TepistolaTipi 300 x 270 cm -235 x 240 - 180 x 230 cm  -2012- 2013 - 2014- éclairage : téléviseurs, vidéo, son : feu de cheminée , boite à musique, ventilateur.

 

 

 

 

 

 

 

 

 

 

 

  

 

Installation Coïncidence n°2 - dimensions variables - poutres, pierres, anthracites, lambeaux de papiers peints - 2020 

 
Par l’utilisation du papier peint, arraché dans des maisons abandonnées du nord de la France, je témoigne de la petite et de la grande histoire. Ces maisons sont souillées par les outrages du temps que la faillite des conditions économiques a permis de mettre à nues.
Nous sommes tous de quelque part, venant de lieux façonnés, réceptacles, abris ou frontières, habités ou désertés, qui nous imprègnent de leur harmonie ou de leur faille, nous orientent ou nous perdent. Mémoire inscrite, contraintes installées, ruptures, failles ou faillites.
En m’attachant aux espaces domestiques, lieux façonnés par l’histoire des familles, j’interroge cette faille, réceptacle de codes qui inscrivent les êtres dans leurs lieux et postures.
Dans un premier temps mon intention a été un travail de constat, rendant compte de la « Mémoire des lieux ». J’extirpais alors des résidus de papier peint dans des maisons abandonnées, puis je recréais à partir d'eux une mémoire collective, désuète et refoulée.
Je renforçais et révélais ainsi les traces de vies (salissures, décrépitudes...) pour souligner l'échec de la mémoire et interroger la fragilité des valeurs esthétiques, sociales et historiques.
Dans un deuxième temps, que j'ai intitulé « Fragments d'une légende », les papiers peints, ces témoins historiques et sociaux de l'intimité de l'être, sont devenus les indices d'un passage et les derniers résidus de l'abandon.
J'ai alors « empreinté » sur eux des objets familiers et quotidiens : lavabos, robinets, tuyaux, têtes de lits, etc. La question de l'identité s'est alors posée. Celle qui nous engage, dès la naissance, à définir les preuves de notre cohérence au monde.
Le dernier temps intitulé « Le jeu du corps et Le corps du je » met en abîme la mémoire. J'interroge le corps sociale par le biais du papier peint comme élément, indice référant à l'intimité de l'être. La figure humaine est alors apparue dans mon travail, une figure à présent consciente et assumée.

 

Je suis à la recherche de papiers peints

 

 « Coïncidences » à l'espace d'arts visuels de Niort – le Pilori – 22 janvier au 9 mars 2020

 

Mon travail artistique se présente comme une épopée, un champ d’expérimentation qui prend sa source dans la région de mon enfance. De nombreuses itinérances m'ont permis de découvrir des lieux abandonnés avec comme seul témoignage humain, la présence de papier peint que j'ai prélevé des murs de maisons.

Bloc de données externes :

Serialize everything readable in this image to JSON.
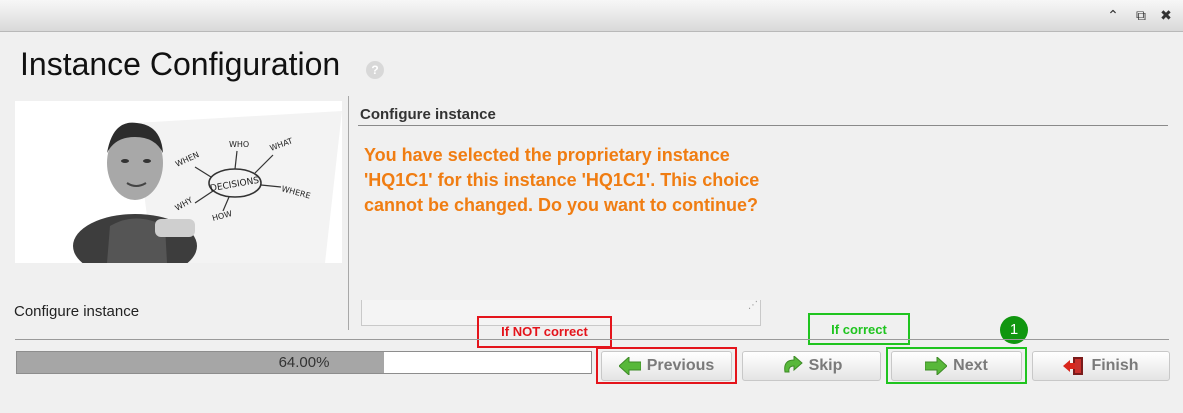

Ces lieux ont été rendus disponibles car leurs résidents s'en sont allés. Ils ont cherché refuge ailleurs, quelque part. Ils ont changé de trajectoire, de but, de lieu de vie.

 

La cartographie de mon travail se nourrit des prélèvements de papiers des différents espaces,maisons que j'ai foulés pour saisir les images de leur imminente disparition.

Avide d’énigmes, scrutant les moindres couches, strates, mon travail a dessiné une trajectoire comme on construit une destinée, emportée par l'émotion.

 

Il y a eu des toiles, des projets représentant le mur et ses écueils.

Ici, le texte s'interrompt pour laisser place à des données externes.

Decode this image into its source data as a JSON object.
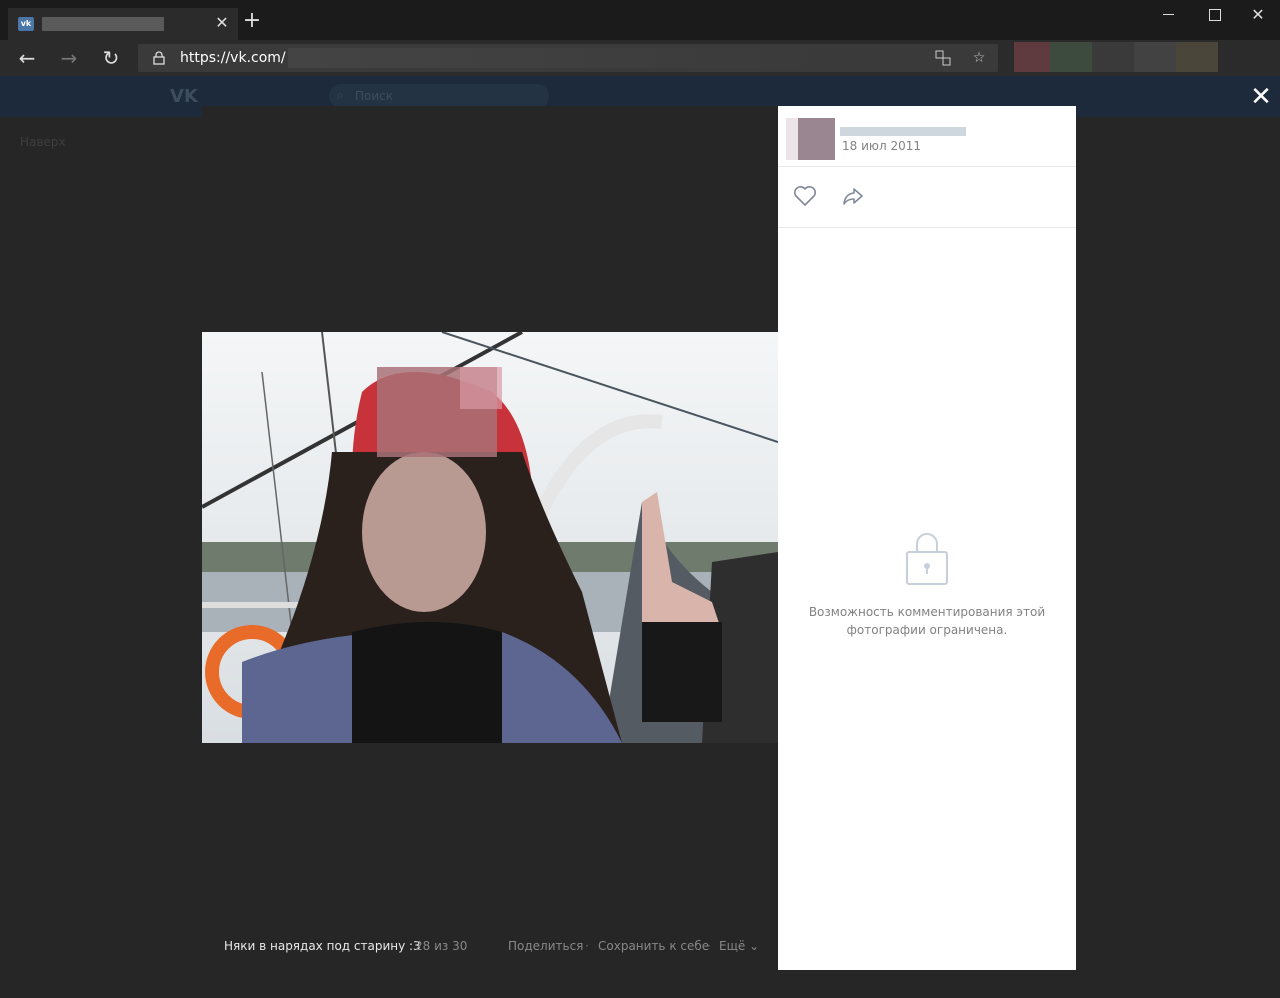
{
  "browser": {
    "url": "https://vk.com/",
    "tab_close": "✕",
    "new_tab": "+",
    "back": "←",
    "forward": "→",
    "reload": "↻",
    "close_window": "✕"
  },
  "vk": {
    "logo": "VK",
    "search_placeholder": "Поиск",
    "back_to_top": "Наверх"
  },
  "viewer": {
    "close": "✕",
    "date": "18 июл 2011",
    "album": "Няки в нарядах под старину :3",
    "counter": "28 из 30",
    "share": "Поделиться",
    "separator": "·",
    "save": "Сохранить к себе",
    "more": "Ещё ⌄",
    "comments_restricted": "Возможность комментирования этой фотографии ограничена."
  },
  "colors": {
    "vk_blue": "#4a76a8",
    "overlay_bg": "#262626",
    "side_bg": "#ffffff",
    "muted_text": "#828282"
  }
}
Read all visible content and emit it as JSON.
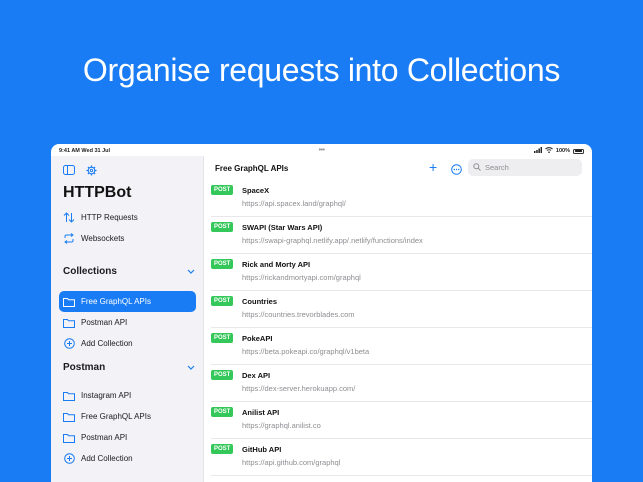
{
  "headline": "Organise requests into Collections",
  "status_bar": {
    "time": "9:41 AM   Wed 31 Jul",
    "battery_pct": "100%"
  },
  "sidebar": {
    "app_title": "HTTPBot",
    "nav": [
      {
        "label": "HTTP Requests",
        "icon": "arrows-up-down-icon"
      },
      {
        "label": "Websockets",
        "icon": "loop-arrows-icon"
      }
    ],
    "sections": [
      {
        "title": "Collections",
        "items": [
          {
            "label": "Free GraphQL APIs",
            "icon": "folder-icon",
            "selected": true
          },
          {
            "label": "Postman API",
            "icon": "folder-icon"
          },
          {
            "label": "Add Collection",
            "icon": "plus-circle-icon"
          }
        ]
      },
      {
        "title": "Postman",
        "items": [
          {
            "label": "Instagram API",
            "icon": "folder-icon"
          },
          {
            "label": "Free GraphQL APIs",
            "icon": "folder-icon"
          },
          {
            "label": "Postman API",
            "icon": "folder-icon"
          },
          {
            "label": "Add Collection",
            "icon": "plus-circle-icon"
          }
        ]
      }
    ]
  },
  "main": {
    "title": "Free GraphQL APIs",
    "search_placeholder": "Search",
    "requests": [
      {
        "method": "POST",
        "name": "SpaceX",
        "url": "https://api.spacex.land/graphql/"
      },
      {
        "method": "POST",
        "name": "SWAPI (Star Wars API)",
        "url": "https://swapi-graphql.netlify.app/.netlify/functions/index"
      },
      {
        "method": "POST",
        "name": "Rick and Morty API",
        "url": "https://rickandmortyapi.com/graphql"
      },
      {
        "method": "POST",
        "name": "Countries",
        "url": "https://countries.trevorblades.com"
      },
      {
        "method": "POST",
        "name": "PokeAPI",
        "url": "https://beta.pokeapi.co/graphql/v1beta"
      },
      {
        "method": "POST",
        "name": "Dex API",
        "url": "https://dex-server.herokuapp.com/"
      },
      {
        "method": "POST",
        "name": "Anilist API",
        "url": "https://graphql.anilist.co"
      },
      {
        "method": "POST",
        "name": "GitHub API",
        "url": "https://api.github.com/graphql"
      }
    ]
  },
  "colors": {
    "accent": "#1a7cf5",
    "post_badge": "#34c759"
  }
}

 Et puis l’installation Tépistola I, II, III, IV où ces itinérances se retrouvent signifiées, où la sédentarisation confronte le nomadisme. La présence du papier peint transféré sur une surface translucide, évoque l'immuabilité. Elle s'interpose comme une peau organique couvrant une structure d'habitat nomade : le tipi. Sa fonction souligne l'itinérance des peuples qui se déplacent pour survivre.

Ce travail amène à réfléchir, en se faisant miroir symbolique, métaphorique d'une transhumance sociétale qui a eu lieu et qui se poursuit pour les mêmes et autres raisons.